Lo sucedió Edgardo Bauza, pero obvio nada cambió. Al entrenador le tocó convencer a Messi de que diera marcha atrás con su renuncia a la selección, cansado de los problemas organizativos.

Así, navegando al garete, la AFA llegó a fin de año, con Armando Pérez internado y en delicado estado de salud como último capítulo de la dramática novela.

La bendita TV

En términos de gestión, el último entuerto de 2016 fue el tema de la televisión, algo que se tornó imperativo cuando el gobierno nacional decidió dar por concluido anticipadamente el contrato de Fútbol para Todos, dejando en blanco la pantalla para 2017.

Las pujas por el dinero que la TV le deja al fútbol, la principal vía de ingresos para la mayoría de los clubes, obviamente no se hicieron esperar, pero ellas conllevaron otras disputas por espacios de poder que marcaron una división de aguas previamente establecidas en la constitución del nuevo estatuto de AFA, que en el borrador que Corvaro y la representante de la Conmebol, la abogada paraguaya Monserrat Jiménez, llevaron a la Fifa pusieron a los clubes del ascenso en una posición ventajosa respecto de los de primera.

Es que este borrador que en primera instancia fue aprobado por la Fifa, y que ya volvió a la sede de AFA y está esperando el momento apropiado para salir a la luz, contiene un ítem clave como lo es la reducción del número de asambleístas, lo que deja al ascenso con mayoría de representantes respecto de los de primera y resignifica que para la toma de cualquier decisión, "los de abajo" serán los que les impongan condiciones "a los de arriba".

La superliga

La fuerza que tiene el ascenso se evidenció al neutralizar la creación de la superliga, una puerta de acceso a las sociedades anónimas, al tiempo que negociaron por su cuenta con la cadena estadounidense de televisión Espn.

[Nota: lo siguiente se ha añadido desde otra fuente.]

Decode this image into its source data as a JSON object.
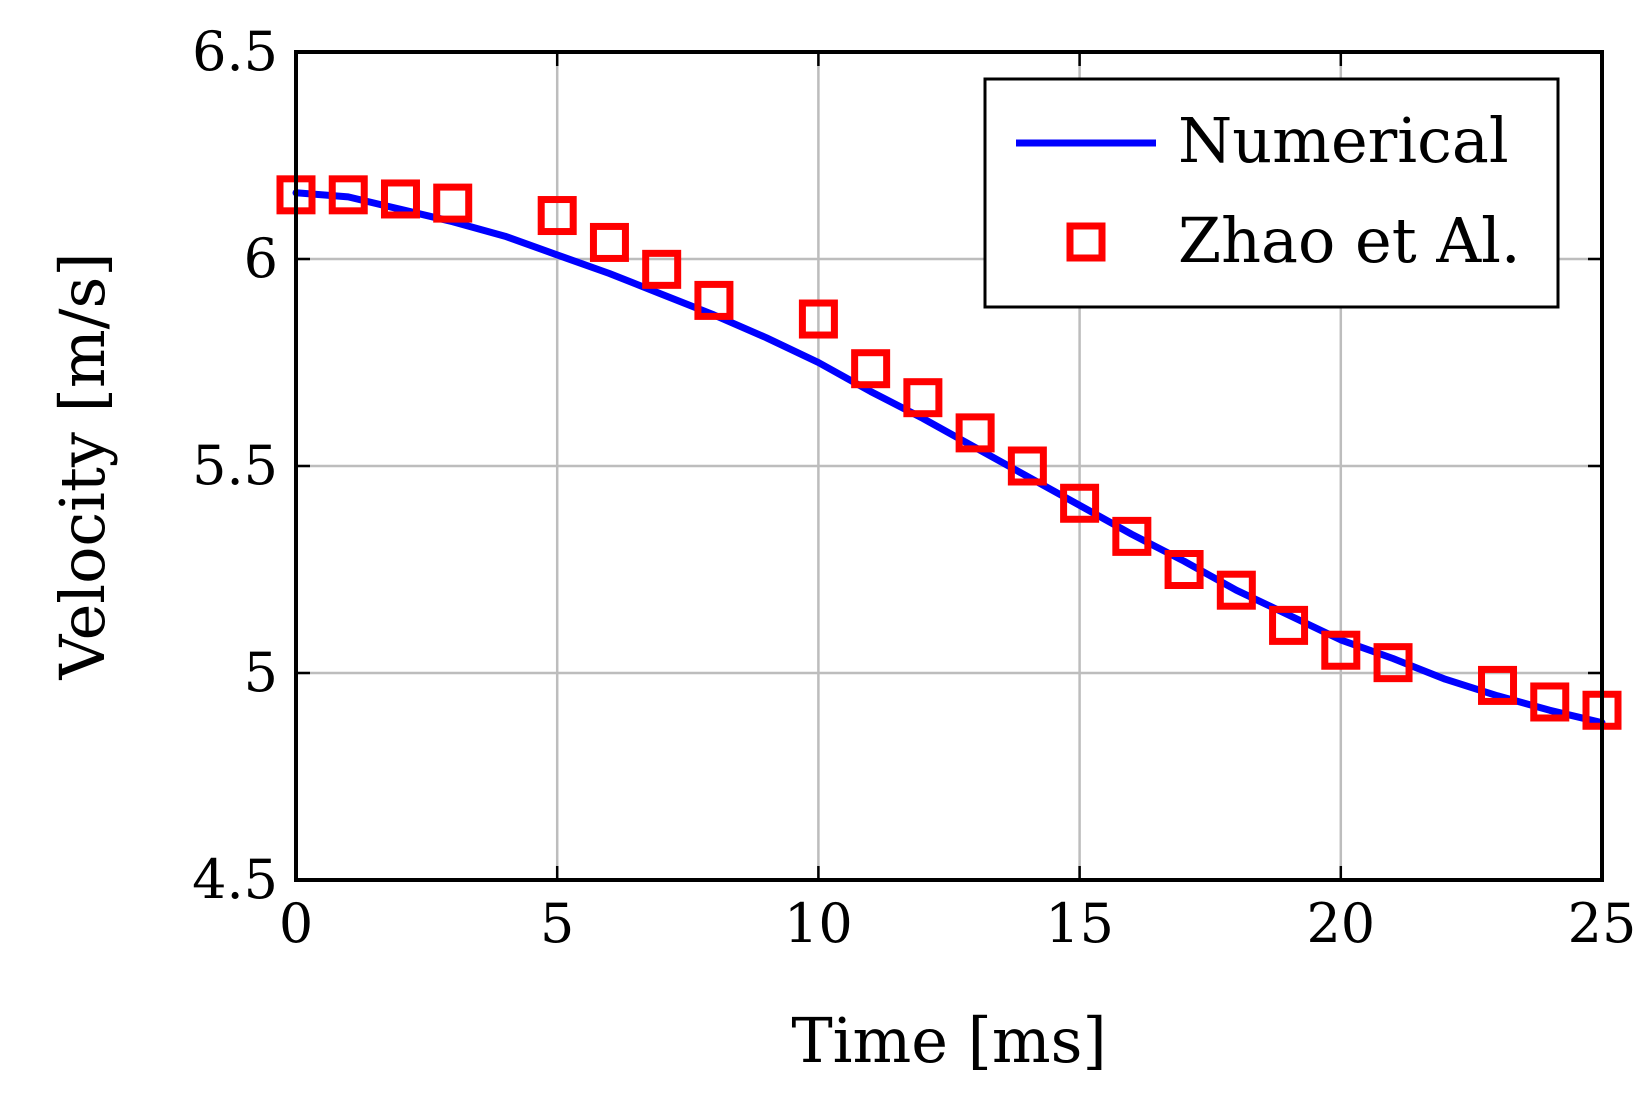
{
  "chart_data": {
    "type": "line",
    "xlabel": "Time [ms]",
    "ylabel": "Velocity [m/s]",
    "xlim": [
      0,
      25
    ],
    "ylim": [
      4.5,
      6.5
    ],
    "xticks": [
      "0",
      "5",
      "10",
      "15",
      "20",
      "25"
    ],
    "yticks": [
      "4.5",
      "5",
      "5.5",
      "6",
      "6.5"
    ],
    "grid": true,
    "legend_position": "top-right",
    "series": [
      {
        "name": "Numerical",
        "kind": "line",
        "color": "#0000ff",
        "x": [
          0,
          1,
          2,
          3,
          4,
          5,
          6,
          7,
          8,
          9,
          10,
          11,
          12,
          13,
          14,
          15,
          16,
          17,
          18,
          19,
          20,
          21,
          22,
          23,
          24,
          25
        ],
        "y": [
          6.16,
          6.15,
          6.12,
          6.09,
          6.055,
          6.01,
          5.965,
          5.915,
          5.865,
          5.81,
          5.75,
          5.68,
          5.615,
          5.545,
          5.475,
          5.405,
          5.335,
          5.27,
          5.2,
          5.14,
          5.08,
          5.035,
          4.985,
          4.945,
          4.91,
          4.88
        ]
      },
      {
        "name": "Zhao et Al.",
        "kind": "markers",
        "marker": "square",
        "color": "#ff0000",
        "x": [
          0,
          1,
          2,
          3,
          5,
          6,
          7,
          8,
          10,
          11,
          12,
          13,
          14,
          15,
          16,
          17,
          18,
          19,
          20,
          21,
          23,
          24,
          25
        ],
        "y": [
          6.155,
          6.155,
          6.145,
          6.135,
          6.105,
          6.04,
          5.975,
          5.9,
          5.855,
          5.735,
          5.665,
          5.58,
          5.5,
          5.41,
          5.33,
          5.25,
          5.2,
          5.115,
          5.055,
          5.025,
          4.97,
          4.93,
          4.91
        ]
      }
    ]
  }
}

En tanto, los de primera lo hicieron con las también norteamericanas Turner y Fox, pero la oferta "mejorada" de estas últimas (subieron de 2 mil millones de pesos a 2 mil 200 millones) también fue rechazada (solicitaron 3 mil 500 millones).

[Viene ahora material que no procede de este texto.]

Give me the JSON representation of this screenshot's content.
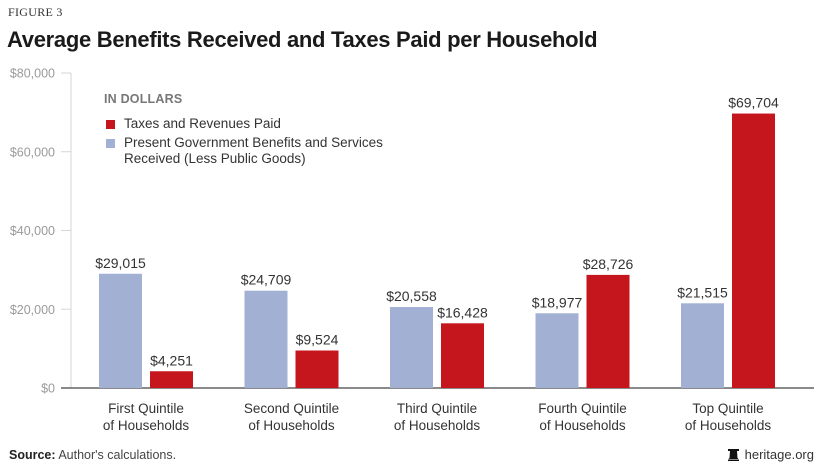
{
  "figure_label": "FIGURE 3",
  "title": "Average Benefits Received and Taxes Paid per Household",
  "legend": {
    "title": "IN DOLLARS",
    "items": [
      {
        "label": "Taxes and Revenues Paid",
        "color": "#c4161c"
      },
      {
        "label": "Present Government Benefits and Services Received (Less Public Goods)",
        "color": "#a2b1d3"
      }
    ]
  },
  "source": {
    "prefix": "Source:",
    "text": "Author's calculations."
  },
  "credit": {
    "icon": "liberty-bell-icon",
    "text": "heritage.org"
  },
  "chart_data": {
    "type": "bar",
    "title": "Average Benefits Received and Taxes Paid per Household",
    "xlabel": "",
    "ylabel": "",
    "ylim": [
      0,
      80000
    ],
    "yticks": [
      0,
      20000,
      40000,
      60000,
      80000
    ],
    "ytick_labels": [
      "$0",
      "$20,000",
      "$40,000",
      "$60,000",
      "$80,000"
    ],
    "grid": false,
    "legend_position": "top-left",
    "categories": [
      [
        "First Quintile",
        "of Households"
      ],
      [
        "Second Quintile",
        "of Households"
      ],
      [
        "Third Quintile",
        "of Households"
      ],
      [
        "Fourth Quintile",
        "of Households"
      ],
      [
        "Top Quintile",
        "of Households"
      ]
    ],
    "series": [
      {
        "name": "Present Government Benefits and Services Received (Less Public Goods)",
        "color": "#a2b1d3",
        "values": [
          29015,
          24709,
          20558,
          18977,
          21515
        ],
        "labels": [
          "$29,015",
          "$24,709",
          "$20,558",
          "$18,977",
          "$21,515"
        ]
      },
      {
        "name": "Taxes and Revenues Paid",
        "color": "#c4161c",
        "values": [
          4251,
          9524,
          16428,
          28726,
          69704
        ],
        "labels": [
          "$4,251",
          "$9,524",
          "$16,428",
          "$28,726",
          "$69,704"
        ]
      }
    ]
  }
}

Fútbol para Todos debía finalizar el 1º de septiembre de 2019 pero el gobierno de Macri anunció, contrariando su promesa de campaña, que terminará con el último día de 2016. Los clubes, que pensaban en mayores ganancias con la venta de los derechos de TV, por ahora no lo consiguieron y se plantean que siga Fútbol para Todos. De no creer.

La Comisión Normalizadora tiene mandato hasta el 30 de junio de 2017 pero los dirigentes esperan que en marzo, estatuto aprobado mediante, puedan celebrarse las elecciones en AFA. De allí a que reine el orden, es otra historia.